Gingerbread has been traditional in England since Medieval times, but only became popular in Elizabethan times. Elizabeth the 1st is credited with the idea of decorating gingerbread when she ordered biscuits to be made in the shape of courtiers. Elaborately decorated gingerbread became synonymous with all things fancy and elegant in England. The gold leaf that was often used to decorate gingerbread cookies led to the expression ‘to take the gilt off of gingerbread.’
In my gingerbread house Christmas scene I have decorated my gingerbread children with Gold leaf and gold crowns, as a nod to both this tradition and also to our current Royal Family (now of the United Kingdom) of which we are very proud.

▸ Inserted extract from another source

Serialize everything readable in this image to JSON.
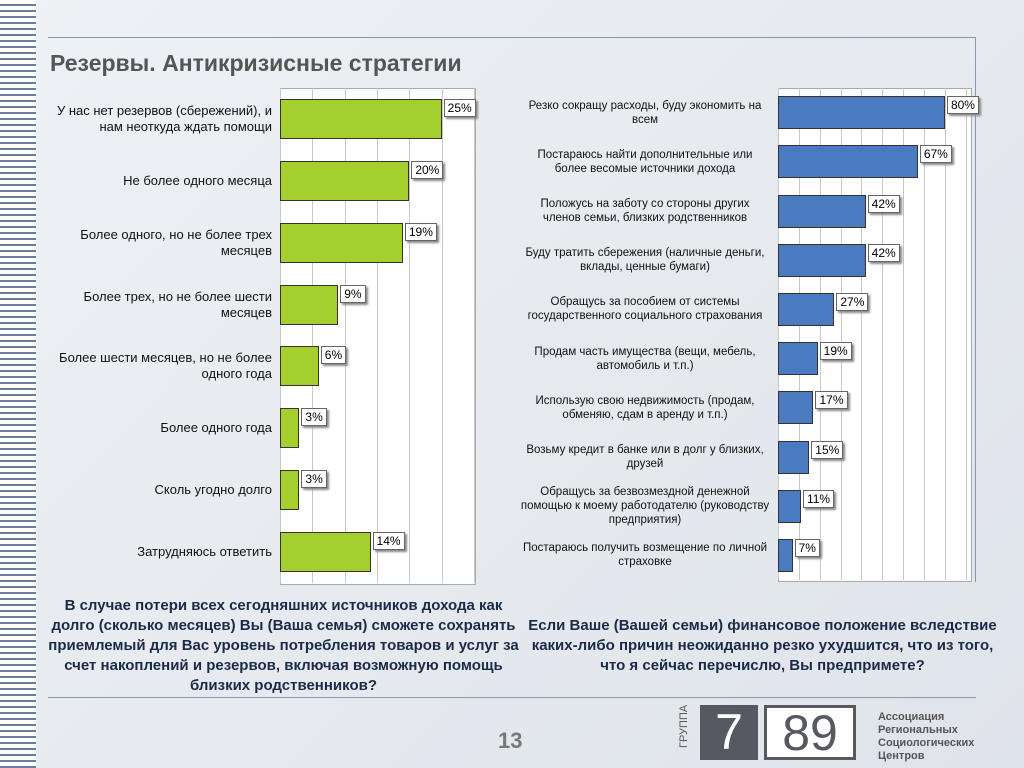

I used some gold sparkle sugar for the path of my gingerbread scene – to symbolise the famous fairy tale myth from ‘Dick Whittington’ that the streets of London were paved with gold.
I worked in the colours of our Union Jack Flag in the decorating of the House, red, white and blue, choosing candy covered chocolate treats to achieve this look, whilst also being delicious to eat!

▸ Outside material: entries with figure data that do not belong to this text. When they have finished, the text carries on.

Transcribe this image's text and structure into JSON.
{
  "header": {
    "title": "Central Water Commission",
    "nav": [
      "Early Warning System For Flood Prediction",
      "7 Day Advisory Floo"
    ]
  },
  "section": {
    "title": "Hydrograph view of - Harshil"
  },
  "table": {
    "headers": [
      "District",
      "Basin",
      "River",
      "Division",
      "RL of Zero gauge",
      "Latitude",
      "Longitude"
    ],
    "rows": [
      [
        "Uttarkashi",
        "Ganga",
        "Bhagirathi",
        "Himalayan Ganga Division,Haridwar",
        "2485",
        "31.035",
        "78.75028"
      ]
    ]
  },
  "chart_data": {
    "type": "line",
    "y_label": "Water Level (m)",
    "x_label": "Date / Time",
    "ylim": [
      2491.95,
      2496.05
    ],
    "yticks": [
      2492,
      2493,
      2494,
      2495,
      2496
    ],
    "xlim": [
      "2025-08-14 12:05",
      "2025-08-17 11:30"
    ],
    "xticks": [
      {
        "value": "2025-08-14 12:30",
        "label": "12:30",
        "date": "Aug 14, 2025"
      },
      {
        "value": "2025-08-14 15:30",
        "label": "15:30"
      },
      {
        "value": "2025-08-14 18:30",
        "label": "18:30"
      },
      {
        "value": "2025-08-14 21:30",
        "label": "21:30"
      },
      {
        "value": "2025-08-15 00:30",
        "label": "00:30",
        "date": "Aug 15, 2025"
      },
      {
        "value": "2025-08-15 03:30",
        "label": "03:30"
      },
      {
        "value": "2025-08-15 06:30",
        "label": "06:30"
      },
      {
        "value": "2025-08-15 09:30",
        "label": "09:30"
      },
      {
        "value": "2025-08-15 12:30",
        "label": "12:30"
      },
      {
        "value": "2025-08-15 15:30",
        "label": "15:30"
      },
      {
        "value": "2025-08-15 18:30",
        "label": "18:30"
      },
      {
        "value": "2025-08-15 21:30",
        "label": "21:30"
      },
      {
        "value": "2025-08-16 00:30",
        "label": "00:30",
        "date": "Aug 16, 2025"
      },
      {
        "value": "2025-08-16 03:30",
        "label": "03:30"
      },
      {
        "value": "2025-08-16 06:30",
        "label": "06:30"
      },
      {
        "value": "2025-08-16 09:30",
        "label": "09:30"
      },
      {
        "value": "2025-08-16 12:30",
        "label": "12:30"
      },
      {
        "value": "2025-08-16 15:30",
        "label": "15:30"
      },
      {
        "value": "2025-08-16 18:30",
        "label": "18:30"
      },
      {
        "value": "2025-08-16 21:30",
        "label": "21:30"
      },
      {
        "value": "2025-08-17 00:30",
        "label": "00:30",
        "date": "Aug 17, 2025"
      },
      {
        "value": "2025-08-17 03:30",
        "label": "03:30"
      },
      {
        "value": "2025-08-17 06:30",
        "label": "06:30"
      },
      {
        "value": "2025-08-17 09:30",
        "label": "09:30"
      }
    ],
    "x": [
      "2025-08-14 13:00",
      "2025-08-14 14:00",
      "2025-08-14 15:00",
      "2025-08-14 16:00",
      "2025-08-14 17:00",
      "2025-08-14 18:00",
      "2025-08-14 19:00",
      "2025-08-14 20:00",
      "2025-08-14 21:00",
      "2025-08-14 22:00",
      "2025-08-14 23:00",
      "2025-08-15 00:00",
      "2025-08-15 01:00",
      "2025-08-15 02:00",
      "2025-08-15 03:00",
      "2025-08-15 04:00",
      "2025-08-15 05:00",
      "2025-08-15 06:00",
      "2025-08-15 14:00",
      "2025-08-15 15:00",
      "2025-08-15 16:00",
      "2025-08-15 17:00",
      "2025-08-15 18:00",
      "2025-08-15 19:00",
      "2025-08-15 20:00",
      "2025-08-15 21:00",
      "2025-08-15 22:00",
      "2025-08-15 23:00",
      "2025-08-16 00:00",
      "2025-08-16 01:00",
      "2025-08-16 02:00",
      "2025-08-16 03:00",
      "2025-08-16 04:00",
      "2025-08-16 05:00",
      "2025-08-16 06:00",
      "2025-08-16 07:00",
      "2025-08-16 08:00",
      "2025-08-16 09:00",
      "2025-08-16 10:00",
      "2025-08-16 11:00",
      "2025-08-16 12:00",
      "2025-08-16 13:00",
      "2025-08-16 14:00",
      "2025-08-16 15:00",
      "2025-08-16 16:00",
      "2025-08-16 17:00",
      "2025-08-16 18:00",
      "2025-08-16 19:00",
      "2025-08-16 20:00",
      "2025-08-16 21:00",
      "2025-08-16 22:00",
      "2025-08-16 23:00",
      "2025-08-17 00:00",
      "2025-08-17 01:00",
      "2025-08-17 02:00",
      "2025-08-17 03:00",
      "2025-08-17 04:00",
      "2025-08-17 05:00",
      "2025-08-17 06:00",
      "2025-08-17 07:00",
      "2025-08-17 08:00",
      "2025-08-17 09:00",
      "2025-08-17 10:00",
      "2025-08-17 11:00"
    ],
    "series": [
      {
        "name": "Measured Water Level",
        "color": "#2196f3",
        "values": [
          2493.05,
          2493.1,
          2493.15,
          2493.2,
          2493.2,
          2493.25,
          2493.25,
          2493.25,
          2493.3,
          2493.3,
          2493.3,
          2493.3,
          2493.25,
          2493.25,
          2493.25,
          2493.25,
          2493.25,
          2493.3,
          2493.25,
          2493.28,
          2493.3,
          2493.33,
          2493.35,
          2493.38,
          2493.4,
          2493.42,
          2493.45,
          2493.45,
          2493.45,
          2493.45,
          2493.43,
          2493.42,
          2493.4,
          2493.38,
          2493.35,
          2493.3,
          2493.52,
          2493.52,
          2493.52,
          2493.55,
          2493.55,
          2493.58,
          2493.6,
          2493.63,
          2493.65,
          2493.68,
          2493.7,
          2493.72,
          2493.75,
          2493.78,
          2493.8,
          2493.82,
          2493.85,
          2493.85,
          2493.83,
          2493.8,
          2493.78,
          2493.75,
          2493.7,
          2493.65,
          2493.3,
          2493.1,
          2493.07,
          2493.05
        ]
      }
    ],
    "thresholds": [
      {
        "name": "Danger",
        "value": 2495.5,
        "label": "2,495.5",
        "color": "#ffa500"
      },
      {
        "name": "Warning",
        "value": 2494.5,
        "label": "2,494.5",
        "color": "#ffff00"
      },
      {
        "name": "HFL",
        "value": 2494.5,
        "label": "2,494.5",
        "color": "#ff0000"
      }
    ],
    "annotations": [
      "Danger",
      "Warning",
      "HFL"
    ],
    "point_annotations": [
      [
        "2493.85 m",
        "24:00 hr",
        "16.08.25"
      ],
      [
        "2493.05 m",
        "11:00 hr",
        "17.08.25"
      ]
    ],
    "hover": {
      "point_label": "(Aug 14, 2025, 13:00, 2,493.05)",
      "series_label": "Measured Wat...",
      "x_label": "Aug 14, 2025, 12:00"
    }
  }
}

The Christmas tree is a huge symbol of Christmas in the United Kingdom – a tradition dating back to the 1840’s era when a tree was set up for Queen Victoria. I used the colours of our Union Jack flag in the Bauble decorations on the Christmas trees, around the house and as cobble-stones along the edge of the path.
I have also included some of our traditional Christmas characters in my gingerbread scene. The lovely snowman (made from royal icing) is a wonderful tradition to build on snowy days – although we have less of these at Christmas now and more of them in March!
Finally, I have included the most important Father Christmas! We have so many traditions around this. Children excitedly write a list of presents they wish for and send it to Father Christmas in December. On Christmas Eve we lay out mince pies and sherry for him and carrots for the reindeer by the fireplace in our houses, along with our Christmas stockings (which are currently drying on the washing line outside!). Legend has it that Father Christmas comes down the chimney during the night – (chimney represented by the log pile outside the house as we don’t actually have one on this house!), and Father Christmas would fill the stockings with toys – unless you have been on the naughty list and then you receive only a piece of coal and a tangerine!
Decorating a Gingerbread House is a wonderful tradition and one that I continue every year with my children. It really is demonstrative of the spirit of Christmas and our whimsical memories and wishes of what Christmas is and should be, full of love and happiness shared.